И вот Карпухин переступил порог каюты справедливого и любимого командира и замер перед ним. Мало сказать — руки по швам. Вытянулся до хруста в позвоночнике, до онемения ступней. Все могло бы разрешиться по-доброму, если бы не главный боцман.

— Вот он, вредитель! — провозгласил Сагайдачный. Он недолюбливал самолюбивого, с нелегким характером котельного машиниста.

На овальном мозаичном столе — рисунок к статье; все ясно…

Командир и подчиненный стояли друг против друга и молчали. По намертво сжатым губам и потемневшим глазам котельного машиниста можно было понять, что он приготовился к сопротивлению. Надо убедить, а как?

— Не ожидал от тебя, Карпухин, — мягко начал Ступнин. — Помнишь, как ты выступал на юте перед походом? Обещал быть примером для молодых моряков. Говорил красиво. Они смотрели на тебя как на образец дисциплины, порядка. Полностью доверяли тебе…

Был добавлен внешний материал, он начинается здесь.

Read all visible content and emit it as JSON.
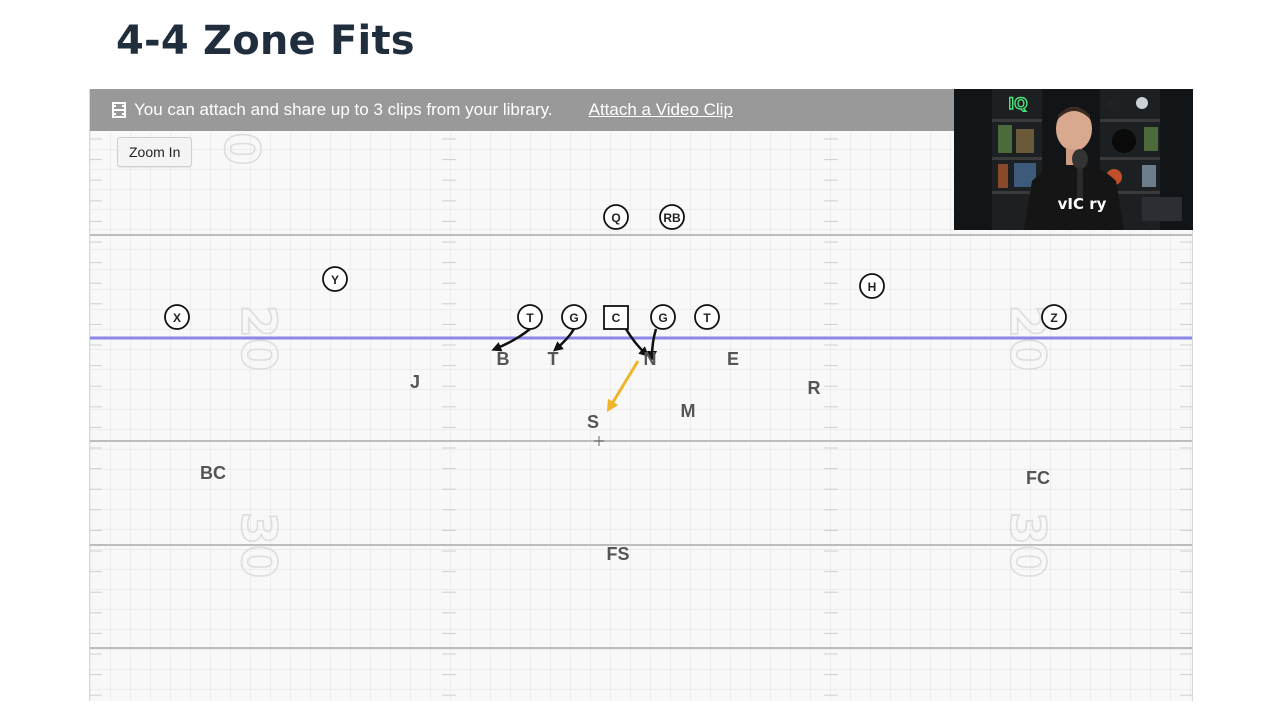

Старшина тяжело вздохнул, разжал губы, но молчал.

— И вместо всего этого ты начал портить матросов, — голос командира стал суше, строже. — Выкладывай-ка свои препараты!

— Товарищ капитан первого ранга… — Карпухин собрался с силами, — у меня нет препаратов…

— Нет? — Стакан воды, глоток. — Раздевайтесь! Снимайте робу!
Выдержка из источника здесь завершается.